We chatted again last night, it got a bit more serious as he thinks I'm being unreasonable, that I'm going to destroy his life and our DD's, that I'll be effing her up, just like he was when he was a kid when his parents separated. He's said it's all going to change starting now, he's seen the error of his ways and he should be given a second chance (despite having had plenty of opportunities). He said his wife and child should be at home and that it can't happen, just no.
The devastation this will cause has been put squarely on my shoulders which has troubled me, but still feel I should do it.
Finding this part so hard and not sure how to pluck the courage for the next step.
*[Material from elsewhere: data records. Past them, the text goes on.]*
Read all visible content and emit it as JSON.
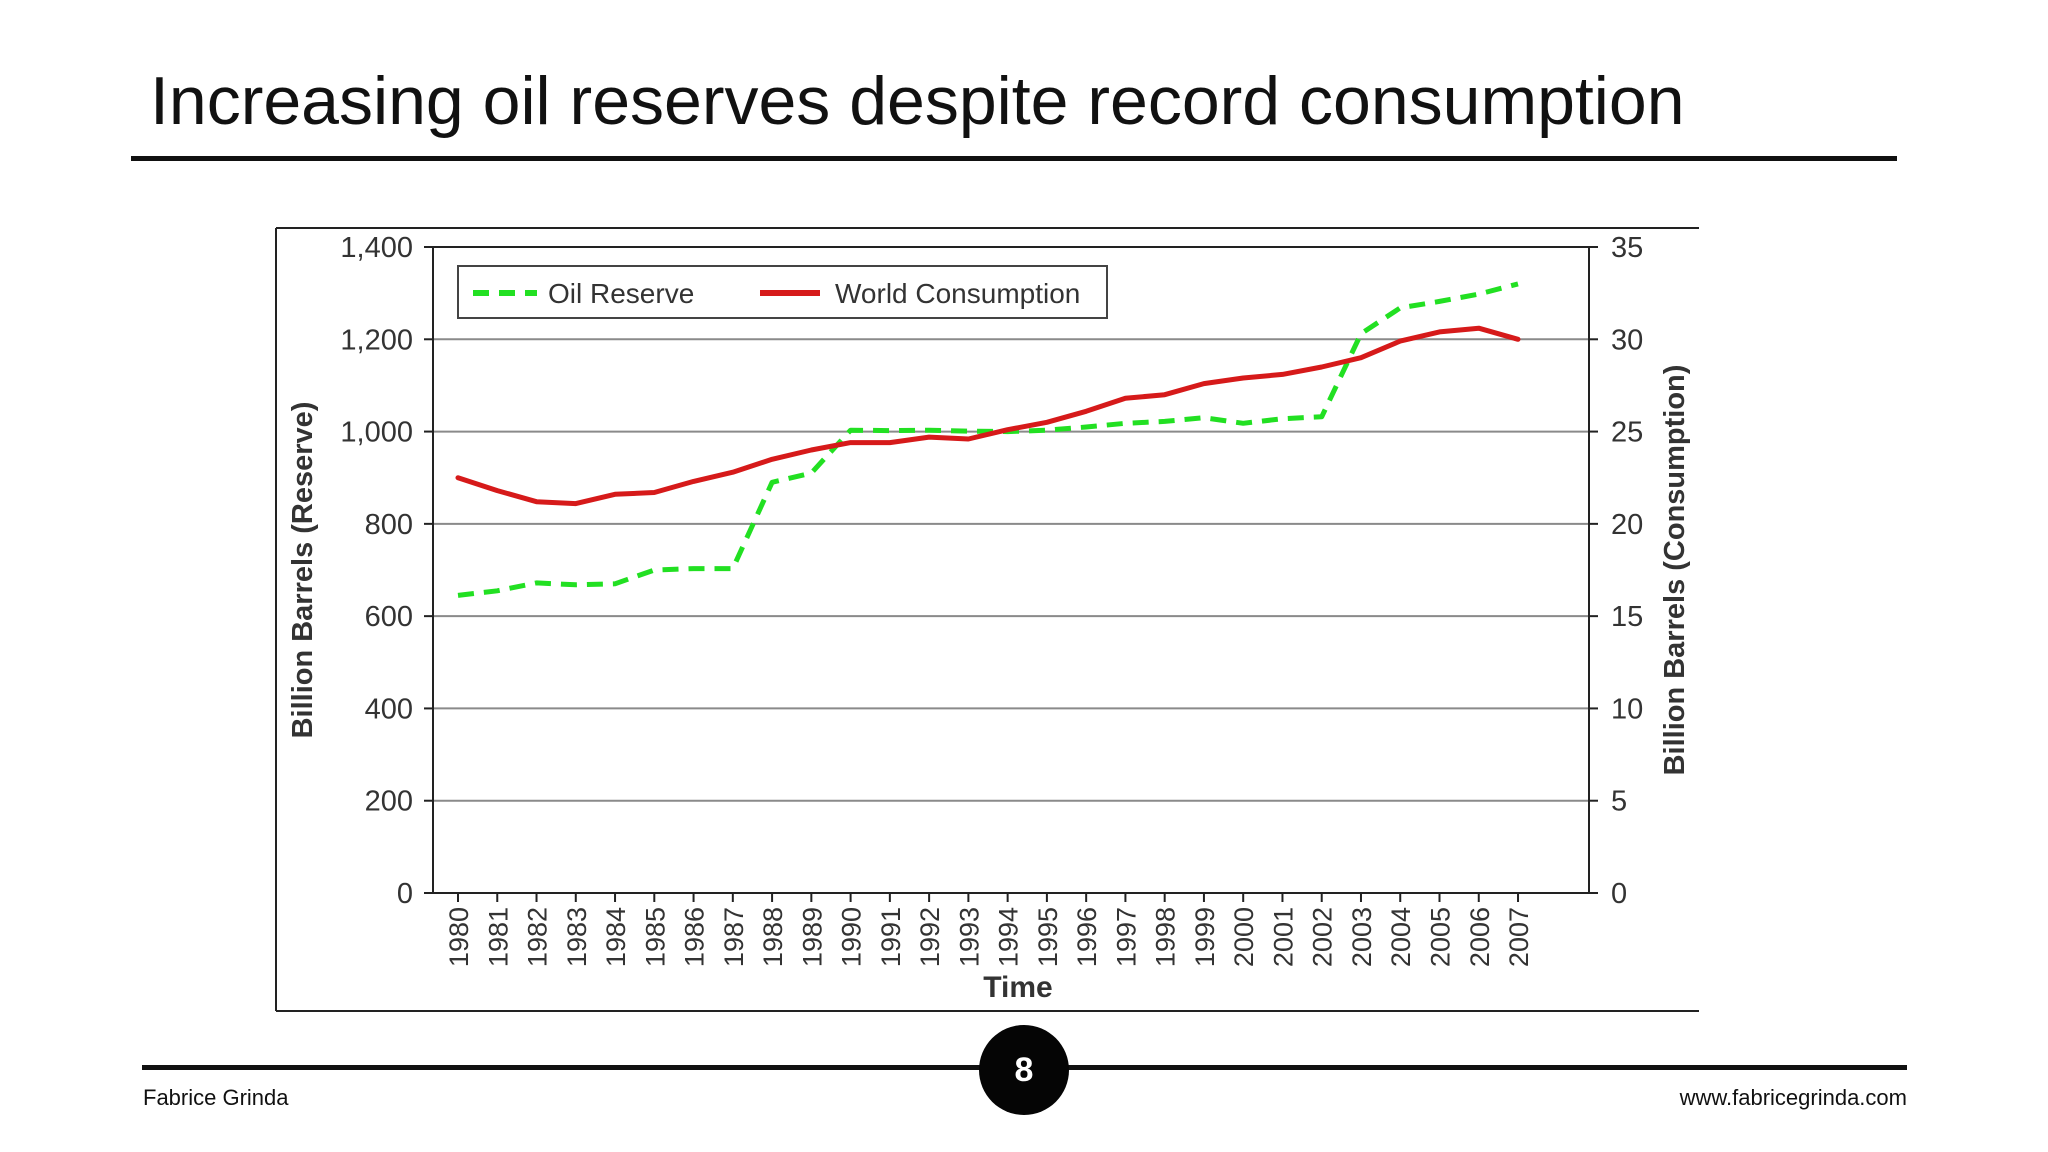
{
  "slide": {
    "title": "Increasing oil reserves despite record consumption",
    "page_number": "8",
    "footer_left": "Fabrice Grinda",
    "footer_right": "www.fabricegrinda.com"
  },
  "colors": {
    "oil_reserve": "#22e022",
    "world_consumption": "#d61a1a",
    "grid": "#8a8a8a",
    "frame": "#222222"
  },
  "chart_data": {
    "type": "line",
    "xlabel": "Time",
    "ylabel_left": "Billion Barrels (Reserve)",
    "ylabel_right": "Billion Barrels (Consumption)",
    "ylim_left": [
      0,
      1400
    ],
    "ylim_right": [
      0,
      35
    ],
    "yticks_left": [
      "0",
      "200",
      "400",
      "600",
      "800",
      "1,000",
      "1,200",
      "1,400"
    ],
    "yticks_right": [
      "0",
      "5",
      "10",
      "15",
      "20",
      "25",
      "30",
      "35"
    ],
    "grid": true,
    "legend_position": "top-left",
    "x": [
      "1980",
      "1981",
      "1982",
      "1983",
      "1984",
      "1985",
      "1986",
      "1987",
      "1988",
      "1989",
      "1990",
      "1991",
      "1992",
      "1993",
      "1994",
      "1995",
      "1996",
      "1997",
      "1998",
      "1999",
      "2000",
      "2001",
      "2002",
      "2003",
      "2004",
      "2005",
      "2006",
      "2007"
    ],
    "series": [
      {
        "name": "Oil Reserve",
        "axis": "left",
        "style": "dashed",
        "values": [
          645,
          655,
          672,
          668,
          670,
          700,
          703,
          703,
          890,
          910,
          1003,
          1002,
          1003,
          1001,
          1000,
          1003,
          1010,
          1018,
          1022,
          1030,
          1018,
          1028,
          1032,
          1212,
          1268,
          1282,
          1298,
          1320
        ]
      },
      {
        "name": "World Consumption",
        "axis": "right",
        "style": "solid",
        "values": [
          22.5,
          21.8,
          21.2,
          21.1,
          21.6,
          21.7,
          22.3,
          22.8,
          23.5,
          24.0,
          24.4,
          24.4,
          24.7,
          24.6,
          25.1,
          25.5,
          26.1,
          26.8,
          27.0,
          27.6,
          27.9,
          28.1,
          28.5,
          29.0,
          29.9,
          30.4,
          30.6,
          30.0
        ]
      }
    ]
  }
}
I really now just want to move out with dd (although scared of upsetting/damaging her) and also a bit scared to go against him if I'm honest.
He now wants to start getting involved with all the activities we do out side the home (we home educate) and I'm just not comfortable with that but he says that isn't fair.
Am i being unreasonable?? Any and all advice, greatly appreciated.
Thanks if you made it all the way to the end!